"Some Oneness writers have gone so far as to say, “To say that God is three persons and find substantiation for it in the Scripture is a work in futility. There is literally nothing in the Bible that supports God being three persons.” However, as the Church throughout the ages has seen fit to reject the modalistic presentation, there must obviously be some reason for this. Such reason is found in the teaching of Scripture itself. The Bible presents a number of categories of evidence that demonstrates the existence of three Persons all sharing the one being that is God. First, the Persons are described as personal; that is, the attributes of personhood and personal existence are ascribed to the three. Secondly, clear distinctions are made between the Persons, so that it is impossible to confound or confuse the three. The second Person, the Son, is described as being eternal (as is the Spirit, but in this context, given the denial of the eternal nature of the Son by the Oneness position, and the acceptance of the eternality of the Spirit by the same group, this point is more tangent to the issue) and is differentiated in this pre-existence from the Father. Finally, we see real and eternal relationships between the Persons (the opera ad intra.) One of the characteristics of personal existence is will. Few would argue the point in relationship to the Father, as He obviously has a will. So too, the Son has a will, for he says to the Father in the Garden, “not as I will, but as you will.” (Matthew 26:39) The ascription of will to the Persons indicates the ability to reason, to think, to act, to desire – all those things we associate with self-consciousness. As we shall see later, there is a difference between nature and person, and one of those differences is the will. Inanimate objects do not will; neither do animals. Part of the imago dei is the will itself." (https://www.aomin.org/aoblog/oneness-pentecostalism/the-trinity-the-definition-of-chalcedon-and-oneness-theology/)

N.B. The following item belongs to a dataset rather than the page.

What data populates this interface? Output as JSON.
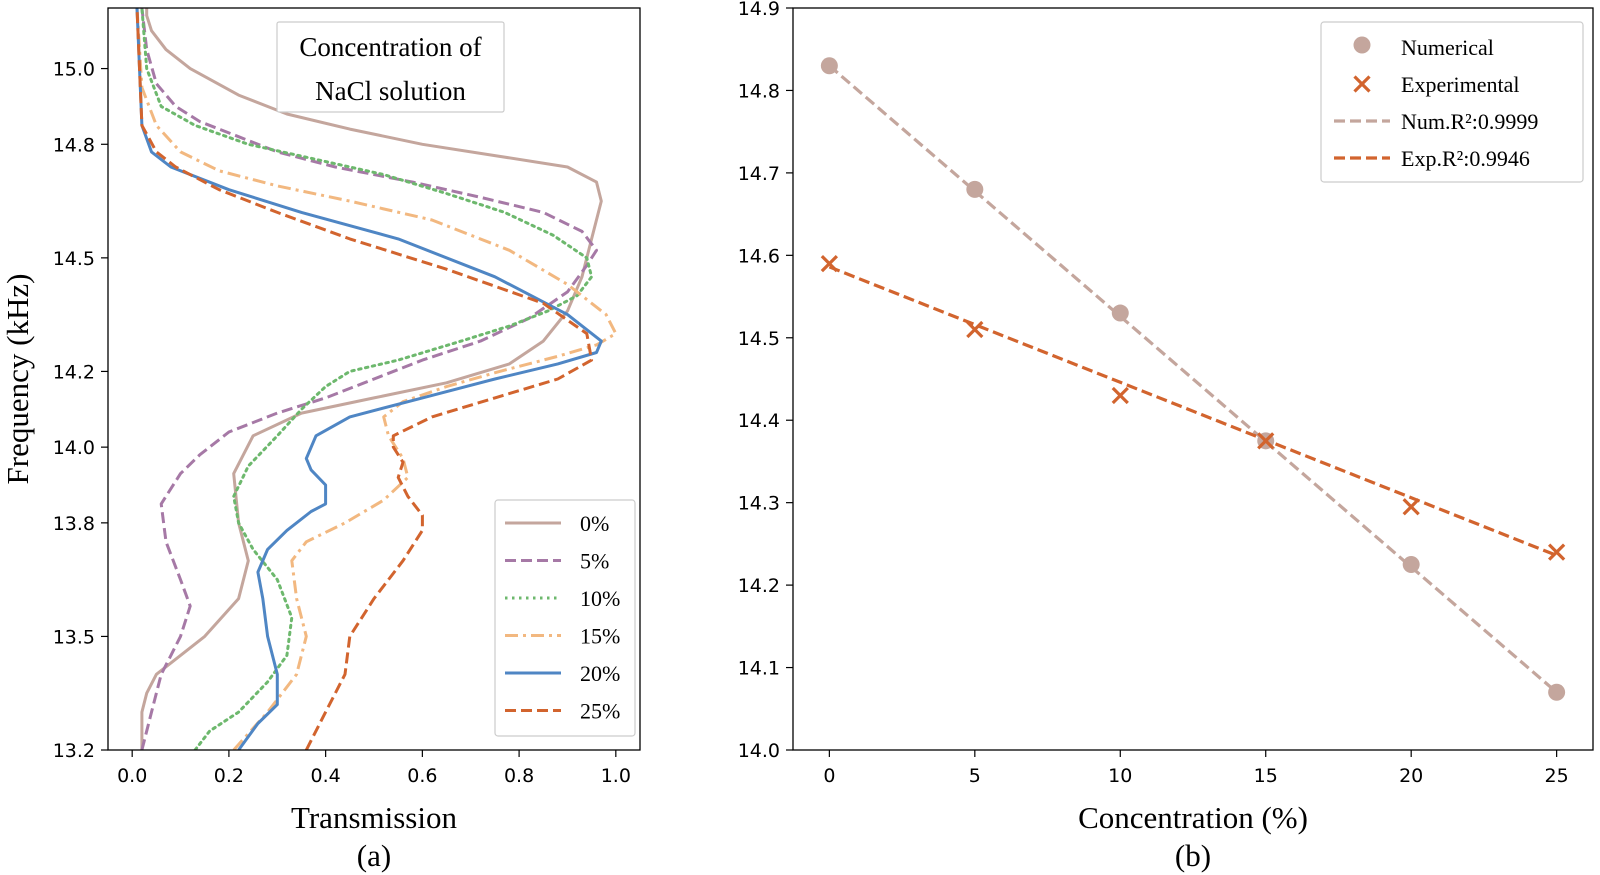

James R. White wrote these words in April of 1988. He claims that there are three wills in God, and also that will is a property of person, rather than a property of nature. This also leads to the Monothelite heresy. This is why I no longer endorse Dr. White's debates or his writings, because of statements like this. If the Reformers or Puritans were alive today, they would have condemned White as a heretic. For the past few years, I use to recommend White's materials to people, but I can no longer do that in good conscience due to White's beliefs about the Trinity that are unorthodox.
In a 2011 debate with the Unitarian heretic Roger Perkins, James White openly states (in front of a crowd of people, who think that White is representing the traditional Trinitarian position) that there are three centers of consciousness of God, which also demonstrates White's misunderstanding of what defines divine personhood (the biblical and historically orthodox definition of which is "an individualization of a rational nature", which was adopted by Boethius and Aquinas) and the term hypostasis.